Past Prime Ministers

William Lamb, 2nd Viscount Melbourne

Whig 1834 to 1834, 1835 to 1841

“It is impossible that anybody can feel the being out of Parliament more keenly for me than I feel it for myself. It is actually cutting my throat. It is depriving me of the great object of my life.”


William Lamb, 2nd Viscount Melbourne

Born

15 March 1779, London

Died

24 November 1848, Brocket, Herts

Dates in office

1834 to 1834, 1835 to 1841

Political party

Whig

Major acts

Dissenters' Marriage Bill 1836: legalised civil marriage outside of the Church

Interesting facts

The city of Melbourne in Australia is named after him. He extensively tutored a young Queen Victoria in the ways of politics.

Biography

Viscount Melbourne had 2 lives – the first as the cuckolded husband in one of the most scandalous affairs of the 19th century, and the second as senior statesman and mentor to Queen Victoria.

Born William Lamb, in 1805 he succeeded his elder brother as heir to his father’s title. Now known as Lord Melbourne, he married Lady Caroline Ponsonby. It was a marriage which was to cause him no small amount of grief.

He first came to general notice for reasons he would rather have avoided, when his wife had a public affair with poet Lord Byron. The resulting scandal was the talk of Britain in 1812.

In 1806 he was elected to the Commons as the Whig MP for Leominster, where he served from 1806 to 1812, and from 1816 to 1829, before joining the House of Lords on his father’s death.

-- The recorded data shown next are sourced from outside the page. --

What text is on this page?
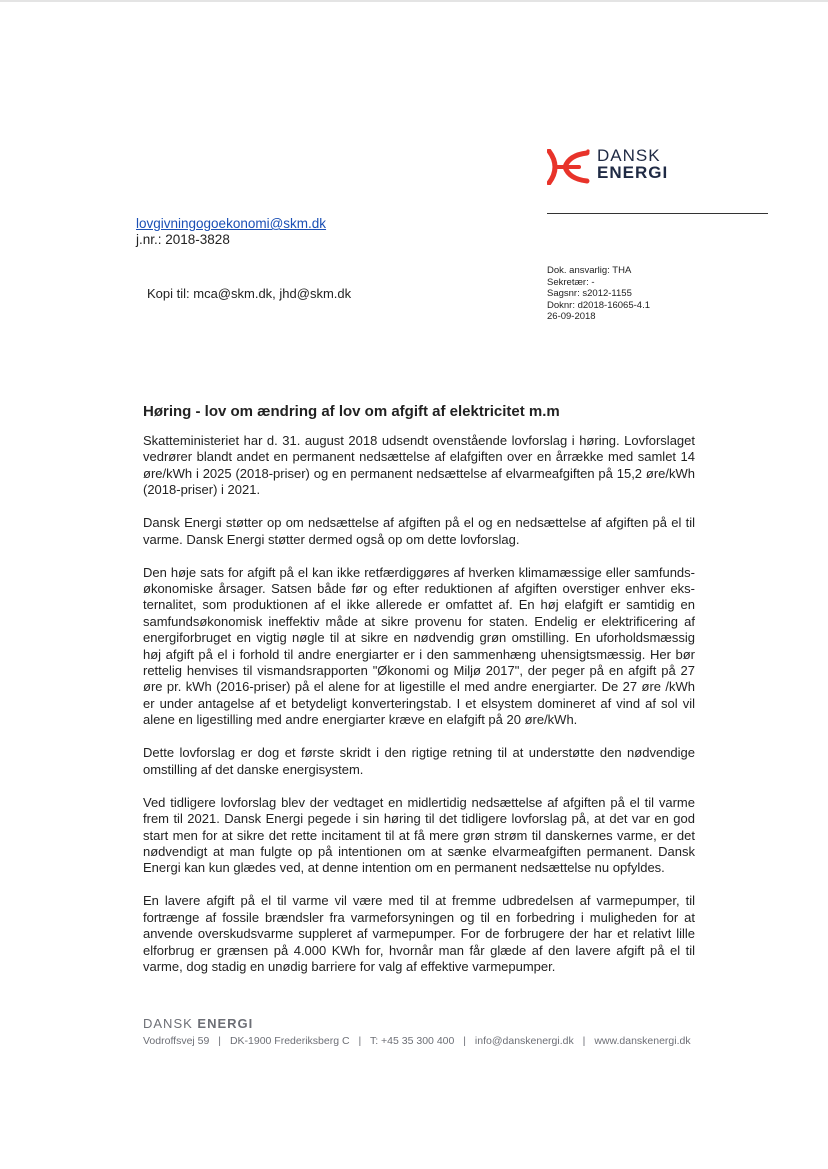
DANSK
ENERGI
lovgivningogoekonomi@skm.dk
j.nr.: 2018-3828
Kopi til: mca@skm.dk, jhd@skm.dk
Dok. ansvarlig: THA
Sekretær: -
Sagsnr: s2012-1155
Doknr: d2018-16065-4.1
26-09-2018
Høring - lov om ændring af lov om afgift af elektricitet m.m

Skatteministeriet har d. 31. august 2018 udsendt ovenstående lovforslag i høring. Lovforslaget vedrører blandt andet en permanent nedsættelse af elafgiften over en årrække med samlet 14 øre/kWh i 2025 (2018-priser) og en permanent nedsættelse af elvarmeafgiften på 15,2 øre/kWh (2018-priser) i 2021.

Dansk Energi støtter op om nedsættelse af afgiften på el og en nedsættelse af afgiften på el til varme. Dansk Energi støtter dermed også op om dette lovforslag.

Den høje sats for afgift på el kan ikke retfærdiggøres af hverken klimamæssige eller samfunds-økonomiske årsager. Satsen både før og efter reduktionen af afgiften overstiger enhver eks-ternalitet, som produktionen af el ikke allerede er omfattet af. En høj elafgift er samtidig en samfundsøkonomisk ineffektiv måde at sikre provenu for staten. Endelig er elektrificering af energiforbruget en vigtig nøgle til at sikre en nødvendig grøn omstilling. En uforholdsmæssig høj afgift på el i forhold til andre energiarter er i den sammenhæng uhensigtsmæssig. Her bør rettelig henvises til vismandsrapporten "Økonomi og Miljø 2017", der peger på en afgift på 27 øre pr. kWh (2016-priser) på el alene for at ligestille el med andre energiarter. De 27 øre /kWh er under antagelse af et betydeligt konverteringstab. I et elsystem domineret af vind af sol vil alene en ligestilling med andre energiarter kræve en elafgift på 20 øre/kWh.

Dette lovforslag er dog et første skridt i den rigtige retning til at understøtte den nødvendige omstilling af det danske energisystem.

Ved tidligere lovforslag blev der vedtaget en midlertidig nedsættelse af afgiften på el til varme frem til 2021. Dansk Energi pegede i sin høring til det tidligere lovforslag på, at det var en god start men for at sikre det rette incitament til at få mere grøn strøm til danskernes varme, er det nødvendigt at man fulgte op på intentionen om at sænke elvarmeafgiften permanent. Dansk Energi kan kun glædes ved, at denne intention om en permanent nedsættelse nu opfyldes.

En lavere afgift på el til varme vil være med til at fremme udbredelsen af varmepumper, til fortrænge af fossile brændsler fra varmeforsyningen og til en forbedring i muligheden for at anvende overskudsvarme suppleret af varmepumper. For de forbrugere der har et relativt lille elforbrug er grænsen på 4.000 KWh for, hvornår man får glæde af den lavere afgift på el til varme, dog stadig en unødig barriere for valg af effektive varmepumper.

DANSK ENERGI
Vodroffsvej 59 | DK-1900 Frederiksberg C | T: +45 35 300 400 | info@danskenergi.dk | www.danskenergi.dk
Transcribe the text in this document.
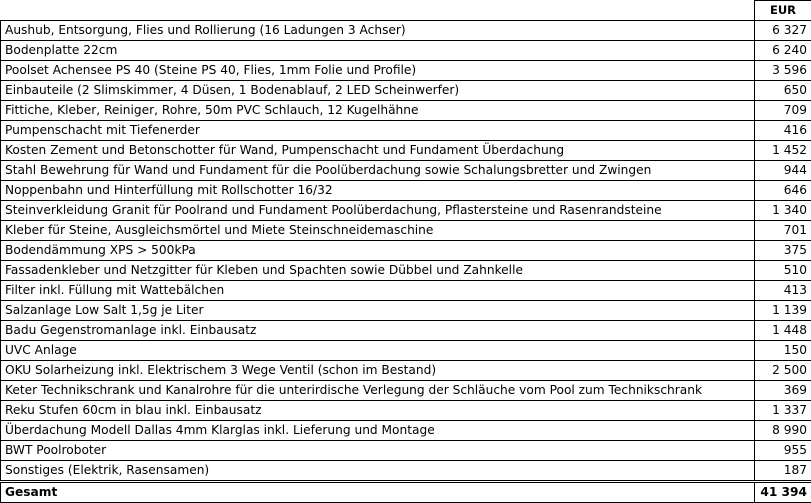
	EUR
Aushub, Entsorgung, Flies und Rollierung (16 Ladungen 3 Achser)	6 327
Bodenplatte 22cm	6 240
Poolset Achensee PS 40 (Steine PS 40, Flies, 1mm Folie und Profile)	3 596
Einbauteile (2 Slimskimmer, 4 Düsen, 1 Bodenablauf, 2 LED Scheinwerfer)	650
Fittiche, Kleber, Reiniger, Rohre, 50m PVC Schlauch, 12 Kugelhähne	709
Pumpenschacht mit Tiefenerder	416
Kosten Zement und Betonschotter für Wand, Pumpenschacht und Fundament Überdachung	1 452
Stahl Bewehrung für Wand und Fundament für die Poolüberdachung sowie Schalungsbretter und Zwingen	944
Noppenbahn und Hinterfüllung mit Rollschotter 16/32	646
Steinverkleidung Granit für Poolrand und Fundament Poolüberdachung, Pflastersteine und Rasenrandsteine	1 340
Kleber für Steine, Ausgleichsmörtel und Miete Steinschneidemaschine	701
Bodendämmung XPS > 500kPa	375
Fassadenkleber und Netzgitter für Kleben und Spachten sowie Dübbel und Zahnkelle	510
Filter inkl. Füllung mit Wattebälchen	413
Salzanlage Low Salt 1,5g je Liter	1 139
Badu Gegenstromanlage inkl. Einbausatz	1 448
UVC Anlage	150
OKU Solarheizung inkl. Elektrischem 3 Wege Ventil (schon im Bestand)	2 500
Keter Technikschrank und Kanalrohre für die unterirdische Verlegung der Schläuche vom Pool zum Technikschrank	369
Reku Stufen 60cm in blau inkl. Einbausatz	1 337
Überdachung Modell Dallas 4mm Klarglas inkl. Lieferung und Montage	8 990
BWT Poolroboter	955
Sonstiges (Elektrik, Rasensamen)	187
Gesamt	41 394
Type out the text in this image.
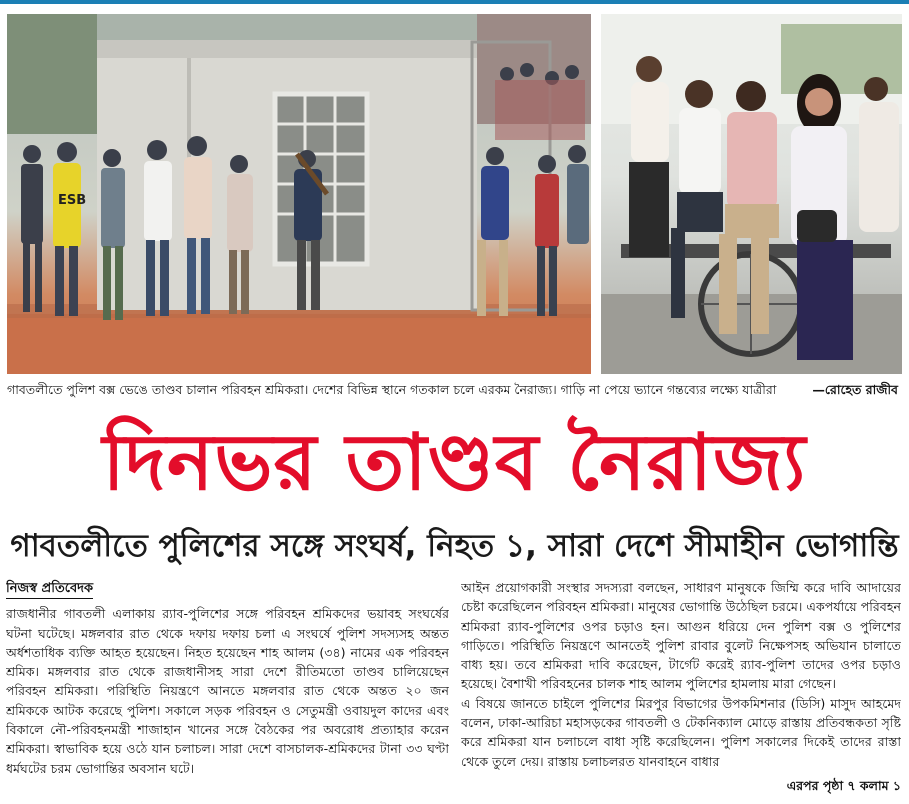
ESB
গাবতলীতে পুলিশ বক্স ভেঙে তাণ্ডব চালান পরিবহন শ্রমিকরা। দেশের বিভিন্ন স্থানে গতকাল চলে এরকম নৈরাজ্য। গাড়ি না পেয়ে ভ্যানে গন্তব্যের লক্ষ্যে যাত্রীরা	—রোহেত রাজীব
দিনভর তাণ্ডব নৈরাজ্য
গাবতলীতে পুলিশের সঙ্গে সংঘর্ষ, নিহত ১, সারা দেশে সীমাহীন ভোগান্তি
নিজস্ব প্রতিবেদক

রাজধানীর গাবতলী এলাকায় র‌্যাব-পুলিশের সঙ্গে পরিবহন শ্রমিকদের ভয়াবহ সংঘর্ষের ঘটনা ঘটেছে। মঙ্গলবার রাত থেকে দফায় দফায় চলা এ সংঘর্ষে পুলিশ সদস্যসহ অন্তত অর্ধশতাধিক ব্যক্তি আহত হয়েছেন। নিহত হয়েছেন শাহ আলম (৩৪) নামের এক পরিবহন শ্রমিক। মঙ্গলবার রাত থেকে রাজধানীসহ সারা দেশে রীতিমতো তাণ্ডব চালিয়েছেন পরিবহন শ্রমিকরা। পরিস্থিতি নিয়ন্ত্রণে আনতে মঙ্গলবার রাত থেকে অন্তত ২০ জন শ্রমিককে আটক করেছে পুলিশ। সকালে সড়ক পরিবহন ও সেতুমন্ত্রী ওবায়দুল কাদের এবং বিকালে নৌ-পরিবহনমন্ত্রী শাজাহান খানের সঙ্গে বৈঠকের পর অবরোধ প্রত্যাহার করেন শ্রমিকরা। স্বাভাবিক হয়ে ওঠে যান চলাচল। সারা দেশে বাসচালক-শ্রমিকদের টানা ৩৩ ঘণ্টা ধর্মঘটের চরম ভোগান্তির অবসান ঘটে।

আইন প্রয়োগকারী সংস্থার সদস্যরা বলছেন, সাধারণ মানুষকে জিম্মি করে দাবি আদায়ের চেষ্টা করেছিলেন পরিবহন শ্রমিকরা। মানুষের ভোগান্তি উঠেছিল চরমে। একপর্যায়ে পরিবহন শ্রমিকরা র‌্যাব-পুলিশের ওপর চড়াও হন। আগুন ধরিয়ে দেন পুলিশ বক্স ও পুলিশের গাড়িতে। পরিস্থিতি নিয়ন্ত্রণে আনতেই পুলিশ রাবার বুলেট নিক্ষেপসহ অভিযান চালাতে বাধ্য হয়। তবে শ্রমিকরা দাবি করেছেন, টার্গেট করেই র‌্যাব-পুলিশ তাদের ওপর চড়াও হয়েছে। বৈশাখী পরিবহনের চালক শাহ আলম পুলিশের হামলায় মারা গেছেন।

এ বিষয়ে জানতে চাইলে পুলিশের মিরপুর বিভাগের উপকমিশনার (ডিসি) মাসুদ আহমেদ বলেন, ঢাকা-আরিচা মহাসড়কের গাবতলী ও টেকনিক্যাল মোড়ে রাস্তায় প্রতিবন্ধকতা সৃষ্টি করে শ্রমিকরা যান চলাচলে বাধা সৃষ্টি করেছিলেন। পুলিশ সকালের দিকেই তাদের রাস্তা থেকে তুলে দেয়। রাস্তায় চলাচলরত যানবাহনে বাধার

এরপর পৃষ্ঠা ৭ কলাম ১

He was Secretary for Ireland from 1827 to 1828, and Home Secretary from 1830 to 1834, during which time he cracked down severely on agricultural unrest.

Lady Caroline Ponsonby-Lamb was not a typical politician’s wife. The daughter of Frederick Ponsonby, 3rd Earl of Bessborough, and the granddaughter of the 1st Earl Spencer, she was born in 1785.

Lady Caroline married Lord Melbourne, in 1805. After 2 miscarriages, she gave birth to their only child, George Augustus Frederick, in 1807, and was devoted to him. He was epileptic and mentally handicapped and had to be cared for almost constantly.

In 1812, Caroline read Lord Byron’s Childe Harold’s Pilgrimage and declared: “If he was as ugly as Aesop, I must know him.” On meeting Byron that summer, she famously noted in her diary that he was “mad, bad and dangerous to know”. They began an affair which lasted until 1813, but even after it finished Lady Caroline’s obsession with the poet continued. She published a novel, Glenarvon, in 1816 containing obvious portraits of herself, her husband, Byron and many others.

Embarrassed and disgraced, Melbourne decided to part from his wife, though the formal separation did not occur until 1825.

Lady Caroline died in 1828, aged 42, her death hastened by drink and drugs. Lord Melbourne, not yet Prime Minister, was by her bedside.

On Grey’s resignation in 1834, King William IV appointed Lord Melbourne as the Prime Minister who would be the “least bad choice”, and he remained in office for 7 years, except for 5 months following November 1834 when Sir Peel was in charge.

Without any strong political convictions, he held together a difficult and divided Cabinet and sustained support in the House of Commons through an alliance of Whigs, Radicals and Irish MPs.

He was not a reformer (although the Municipal Corporations Act of 1835 did make sure that the growing middle class secured control of local government), but he was efficient in keeping order, raising taxes and conducting foreign policy.

Lord Melbourne also had a close relationship to the monarch. He was Queen Victoria’s first Prime Minister, and she trusted him greatly. Their close relationship was founded in his responsibility for tutoring her in the world of politics and instructing her in her role, but ran much deeper than this suggests. Queen Victoria came to regard Lord Melbourne as a mentor and personal friend, and he was given a private apartment at Windsor Castle.

Later in his premiership, his support in Parliament declined and in 1840 it grew difficult to hold the Cabinet together. His unpopular and scandal-hit term ended in August 1841, when he resigned after a series of parliamentary defeats.